Gant is a Groovy-based framework for scripting Ant tasks.

Gant is a lightweight wrapper around Groovy's AntBuilder that allows Ant tasks to be scripted using Groovy. This means it can be used as a replacement for Ant: instead of specifying things using XML, they are specified with Groovy.

A Gant file is a specification of a set of targets plus other bits and pieces of Groovy code. Thus a Gant specification is of a set of targets just as an Ant specification is. Each target creates a closure in the binding so that it can be called as a function from other targets. This means that dependencies between targets are programmed as function calls.

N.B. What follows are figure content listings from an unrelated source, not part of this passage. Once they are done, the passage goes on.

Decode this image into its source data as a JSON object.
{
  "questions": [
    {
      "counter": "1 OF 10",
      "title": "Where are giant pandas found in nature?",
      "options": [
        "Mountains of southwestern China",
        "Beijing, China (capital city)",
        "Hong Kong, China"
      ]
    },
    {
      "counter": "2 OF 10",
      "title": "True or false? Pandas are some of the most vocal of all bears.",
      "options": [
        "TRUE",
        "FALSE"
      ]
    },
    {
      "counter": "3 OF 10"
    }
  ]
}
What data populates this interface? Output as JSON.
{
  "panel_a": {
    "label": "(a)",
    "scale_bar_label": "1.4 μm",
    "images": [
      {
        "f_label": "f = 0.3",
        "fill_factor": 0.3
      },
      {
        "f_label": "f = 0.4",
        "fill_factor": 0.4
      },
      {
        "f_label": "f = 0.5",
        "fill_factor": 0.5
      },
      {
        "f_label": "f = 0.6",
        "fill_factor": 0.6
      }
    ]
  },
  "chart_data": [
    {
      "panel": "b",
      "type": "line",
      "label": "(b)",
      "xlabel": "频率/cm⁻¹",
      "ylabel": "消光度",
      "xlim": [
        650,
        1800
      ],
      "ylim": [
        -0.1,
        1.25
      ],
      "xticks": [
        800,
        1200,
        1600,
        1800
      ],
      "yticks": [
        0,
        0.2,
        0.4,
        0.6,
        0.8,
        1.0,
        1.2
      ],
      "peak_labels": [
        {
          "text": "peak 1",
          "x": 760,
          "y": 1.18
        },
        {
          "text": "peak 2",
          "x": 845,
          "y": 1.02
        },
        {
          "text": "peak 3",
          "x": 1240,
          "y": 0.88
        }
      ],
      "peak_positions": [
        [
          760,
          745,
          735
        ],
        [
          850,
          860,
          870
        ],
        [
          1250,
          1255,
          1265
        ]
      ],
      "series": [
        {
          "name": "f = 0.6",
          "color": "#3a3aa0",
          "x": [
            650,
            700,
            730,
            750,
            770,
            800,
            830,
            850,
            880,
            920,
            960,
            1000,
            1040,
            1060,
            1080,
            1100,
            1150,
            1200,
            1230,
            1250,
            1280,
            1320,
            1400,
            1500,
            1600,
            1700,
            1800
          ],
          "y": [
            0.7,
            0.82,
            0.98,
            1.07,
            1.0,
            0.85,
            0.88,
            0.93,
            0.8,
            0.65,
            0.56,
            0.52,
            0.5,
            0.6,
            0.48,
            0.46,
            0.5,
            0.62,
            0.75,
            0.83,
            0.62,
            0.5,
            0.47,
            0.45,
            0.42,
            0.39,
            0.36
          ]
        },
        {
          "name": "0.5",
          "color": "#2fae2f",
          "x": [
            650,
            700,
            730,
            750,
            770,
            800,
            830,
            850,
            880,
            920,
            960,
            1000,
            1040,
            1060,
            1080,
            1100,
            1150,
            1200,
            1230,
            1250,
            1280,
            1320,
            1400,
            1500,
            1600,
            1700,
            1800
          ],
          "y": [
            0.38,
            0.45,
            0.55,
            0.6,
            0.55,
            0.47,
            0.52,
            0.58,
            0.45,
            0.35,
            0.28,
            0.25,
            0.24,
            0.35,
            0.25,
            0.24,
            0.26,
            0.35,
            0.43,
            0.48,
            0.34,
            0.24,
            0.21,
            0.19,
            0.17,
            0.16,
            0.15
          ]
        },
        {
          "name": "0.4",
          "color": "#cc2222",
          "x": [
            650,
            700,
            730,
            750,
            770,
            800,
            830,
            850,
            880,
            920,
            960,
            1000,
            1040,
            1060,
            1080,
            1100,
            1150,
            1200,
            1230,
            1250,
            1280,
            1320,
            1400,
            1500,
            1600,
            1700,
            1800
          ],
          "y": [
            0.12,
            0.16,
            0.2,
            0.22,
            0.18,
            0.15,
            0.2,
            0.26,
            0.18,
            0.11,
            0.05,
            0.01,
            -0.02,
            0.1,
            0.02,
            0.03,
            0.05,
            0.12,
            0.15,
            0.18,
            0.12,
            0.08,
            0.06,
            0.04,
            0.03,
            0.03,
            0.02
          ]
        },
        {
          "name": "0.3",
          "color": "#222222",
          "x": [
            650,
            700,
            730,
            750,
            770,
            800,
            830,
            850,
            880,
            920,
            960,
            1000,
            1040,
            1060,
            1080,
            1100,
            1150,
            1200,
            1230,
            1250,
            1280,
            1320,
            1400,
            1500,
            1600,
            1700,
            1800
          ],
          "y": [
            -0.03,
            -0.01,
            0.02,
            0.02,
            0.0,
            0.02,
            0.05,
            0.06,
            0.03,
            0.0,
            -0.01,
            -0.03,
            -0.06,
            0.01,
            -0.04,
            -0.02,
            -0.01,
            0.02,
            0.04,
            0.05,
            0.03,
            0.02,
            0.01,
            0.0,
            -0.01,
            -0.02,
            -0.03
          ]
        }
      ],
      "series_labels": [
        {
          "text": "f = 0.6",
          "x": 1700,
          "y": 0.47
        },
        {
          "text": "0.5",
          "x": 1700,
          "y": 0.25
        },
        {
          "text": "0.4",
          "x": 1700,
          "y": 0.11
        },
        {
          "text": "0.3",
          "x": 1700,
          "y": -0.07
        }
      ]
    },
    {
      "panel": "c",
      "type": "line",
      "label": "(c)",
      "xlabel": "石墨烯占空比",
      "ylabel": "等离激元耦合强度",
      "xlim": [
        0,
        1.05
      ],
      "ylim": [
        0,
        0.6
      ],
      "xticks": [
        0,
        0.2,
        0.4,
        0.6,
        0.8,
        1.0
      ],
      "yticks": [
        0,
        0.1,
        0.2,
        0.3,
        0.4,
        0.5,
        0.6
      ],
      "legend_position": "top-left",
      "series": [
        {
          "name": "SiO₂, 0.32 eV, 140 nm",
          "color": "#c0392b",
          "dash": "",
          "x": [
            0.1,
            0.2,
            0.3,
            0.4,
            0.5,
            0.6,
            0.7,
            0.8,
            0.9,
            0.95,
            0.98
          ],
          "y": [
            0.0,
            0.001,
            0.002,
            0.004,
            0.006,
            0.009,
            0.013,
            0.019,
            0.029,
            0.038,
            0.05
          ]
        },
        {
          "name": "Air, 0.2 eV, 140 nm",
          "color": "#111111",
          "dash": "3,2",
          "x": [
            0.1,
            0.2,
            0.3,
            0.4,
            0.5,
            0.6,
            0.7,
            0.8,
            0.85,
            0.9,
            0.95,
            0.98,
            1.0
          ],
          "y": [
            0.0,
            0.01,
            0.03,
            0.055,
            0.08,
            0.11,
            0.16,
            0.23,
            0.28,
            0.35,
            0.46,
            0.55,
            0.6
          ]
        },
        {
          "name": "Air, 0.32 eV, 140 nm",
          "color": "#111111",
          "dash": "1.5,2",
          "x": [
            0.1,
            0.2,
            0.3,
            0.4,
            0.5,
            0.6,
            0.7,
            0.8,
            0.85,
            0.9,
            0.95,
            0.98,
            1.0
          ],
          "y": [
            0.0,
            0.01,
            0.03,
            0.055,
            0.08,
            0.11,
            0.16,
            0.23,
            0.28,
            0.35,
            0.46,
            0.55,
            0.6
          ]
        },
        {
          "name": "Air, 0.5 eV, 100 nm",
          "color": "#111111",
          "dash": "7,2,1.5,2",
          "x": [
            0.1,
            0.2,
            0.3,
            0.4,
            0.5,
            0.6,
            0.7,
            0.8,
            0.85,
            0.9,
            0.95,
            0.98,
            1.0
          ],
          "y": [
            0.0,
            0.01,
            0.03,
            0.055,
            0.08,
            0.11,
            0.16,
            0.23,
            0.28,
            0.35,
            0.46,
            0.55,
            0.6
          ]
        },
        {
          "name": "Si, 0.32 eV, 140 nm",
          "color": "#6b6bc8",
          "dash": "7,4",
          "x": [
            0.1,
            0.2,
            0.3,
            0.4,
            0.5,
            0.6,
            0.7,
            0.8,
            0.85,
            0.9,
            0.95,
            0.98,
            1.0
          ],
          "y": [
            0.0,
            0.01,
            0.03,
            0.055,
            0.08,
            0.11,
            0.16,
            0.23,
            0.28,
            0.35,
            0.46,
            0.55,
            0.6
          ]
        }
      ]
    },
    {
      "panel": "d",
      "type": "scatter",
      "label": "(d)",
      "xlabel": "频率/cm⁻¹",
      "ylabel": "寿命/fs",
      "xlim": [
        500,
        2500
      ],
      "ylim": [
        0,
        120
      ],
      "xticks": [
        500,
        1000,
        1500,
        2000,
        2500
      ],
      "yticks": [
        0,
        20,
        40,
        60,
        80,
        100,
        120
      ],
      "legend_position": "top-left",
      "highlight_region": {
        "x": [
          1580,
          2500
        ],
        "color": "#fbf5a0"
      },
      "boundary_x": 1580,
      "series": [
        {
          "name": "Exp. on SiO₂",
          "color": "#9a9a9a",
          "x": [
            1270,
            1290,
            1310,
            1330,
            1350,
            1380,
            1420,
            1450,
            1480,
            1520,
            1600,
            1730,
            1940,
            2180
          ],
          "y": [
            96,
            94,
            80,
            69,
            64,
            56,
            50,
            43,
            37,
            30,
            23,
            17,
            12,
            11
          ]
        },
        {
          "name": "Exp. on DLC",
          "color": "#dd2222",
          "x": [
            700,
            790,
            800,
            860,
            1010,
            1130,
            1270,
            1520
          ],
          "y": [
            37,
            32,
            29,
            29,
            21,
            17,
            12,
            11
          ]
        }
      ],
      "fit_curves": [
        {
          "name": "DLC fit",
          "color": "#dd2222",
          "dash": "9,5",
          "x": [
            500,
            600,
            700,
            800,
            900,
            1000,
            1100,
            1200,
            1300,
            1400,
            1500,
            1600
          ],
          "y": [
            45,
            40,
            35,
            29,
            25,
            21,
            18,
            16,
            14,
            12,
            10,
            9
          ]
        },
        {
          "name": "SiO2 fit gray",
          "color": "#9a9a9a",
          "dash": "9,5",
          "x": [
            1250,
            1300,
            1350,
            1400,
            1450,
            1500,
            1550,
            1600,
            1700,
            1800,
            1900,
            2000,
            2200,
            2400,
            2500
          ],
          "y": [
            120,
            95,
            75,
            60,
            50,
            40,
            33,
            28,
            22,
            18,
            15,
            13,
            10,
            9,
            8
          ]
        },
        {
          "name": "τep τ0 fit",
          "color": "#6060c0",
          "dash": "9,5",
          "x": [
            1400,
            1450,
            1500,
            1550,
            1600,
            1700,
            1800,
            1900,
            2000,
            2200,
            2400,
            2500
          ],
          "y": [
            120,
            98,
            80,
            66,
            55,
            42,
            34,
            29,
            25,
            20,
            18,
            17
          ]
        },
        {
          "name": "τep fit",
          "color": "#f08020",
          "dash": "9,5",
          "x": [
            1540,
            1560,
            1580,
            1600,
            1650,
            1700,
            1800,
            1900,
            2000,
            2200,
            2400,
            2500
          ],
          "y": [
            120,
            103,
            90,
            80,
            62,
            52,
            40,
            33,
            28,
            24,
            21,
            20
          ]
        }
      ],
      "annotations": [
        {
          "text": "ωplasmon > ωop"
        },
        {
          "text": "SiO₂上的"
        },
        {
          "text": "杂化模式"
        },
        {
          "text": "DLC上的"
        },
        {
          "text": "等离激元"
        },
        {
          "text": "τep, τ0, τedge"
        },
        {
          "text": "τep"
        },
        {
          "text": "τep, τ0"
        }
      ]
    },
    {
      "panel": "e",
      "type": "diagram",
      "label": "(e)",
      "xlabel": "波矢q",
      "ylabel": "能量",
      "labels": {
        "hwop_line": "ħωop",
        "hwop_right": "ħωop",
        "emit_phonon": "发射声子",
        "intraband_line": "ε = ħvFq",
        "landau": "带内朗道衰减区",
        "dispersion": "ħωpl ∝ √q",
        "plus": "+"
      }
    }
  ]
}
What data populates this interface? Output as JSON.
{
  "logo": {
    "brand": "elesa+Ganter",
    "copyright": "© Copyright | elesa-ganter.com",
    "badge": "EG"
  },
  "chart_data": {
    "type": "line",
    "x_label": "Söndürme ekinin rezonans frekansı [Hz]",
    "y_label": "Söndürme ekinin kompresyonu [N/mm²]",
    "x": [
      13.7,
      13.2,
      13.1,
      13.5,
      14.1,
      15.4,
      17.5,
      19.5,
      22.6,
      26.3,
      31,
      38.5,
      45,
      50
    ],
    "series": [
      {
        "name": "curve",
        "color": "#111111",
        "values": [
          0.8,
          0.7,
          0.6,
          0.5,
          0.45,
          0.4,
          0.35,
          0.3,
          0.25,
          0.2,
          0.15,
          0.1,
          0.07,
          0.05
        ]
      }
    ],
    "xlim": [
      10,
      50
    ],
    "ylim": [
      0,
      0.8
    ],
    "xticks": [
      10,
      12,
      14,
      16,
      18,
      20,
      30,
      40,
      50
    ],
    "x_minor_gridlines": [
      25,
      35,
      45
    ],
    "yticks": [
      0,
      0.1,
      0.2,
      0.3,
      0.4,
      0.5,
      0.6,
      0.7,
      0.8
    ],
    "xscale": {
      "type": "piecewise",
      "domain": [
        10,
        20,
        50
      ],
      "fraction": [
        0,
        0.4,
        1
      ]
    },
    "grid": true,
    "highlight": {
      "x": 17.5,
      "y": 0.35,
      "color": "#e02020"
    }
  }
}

Gant has a number of predefined objects, for example ant, includeTargets and includeTool. ant refers to a pre-constructed GantBuilder object. includeTargets is the object that controls the inclusion of ready-made targets, for example gant.targets.Clean. includeTool is the object that controls the inclusion of ready-made tools, for example gant.tools.Execute.

Here is an example Gant script:

includeTargets << gant.targets.Clean
cleanPattern << [ '**/*~' ,  '**/*.bak' ]
cleanDirectory << 'build'

target ( 'default' : 'The default target.' ) {
  println ( 'Default' )
  depends ( clean )
  echo ( message : 'A default message from Ant.' )
  otherStuff ( )
}

target ( otherStuff : 'Other stuff' ) {
  println ( 'OtherStuff' )
  echo ( message : 'Another message from Ant.' )
  clean ( )
}
      

The function depends takes a list of targets and 'executes' them if and only if they have not previously been executed. This means that dependencies can be handled far more flexibly than they can in Ant, leading to simpler target structures.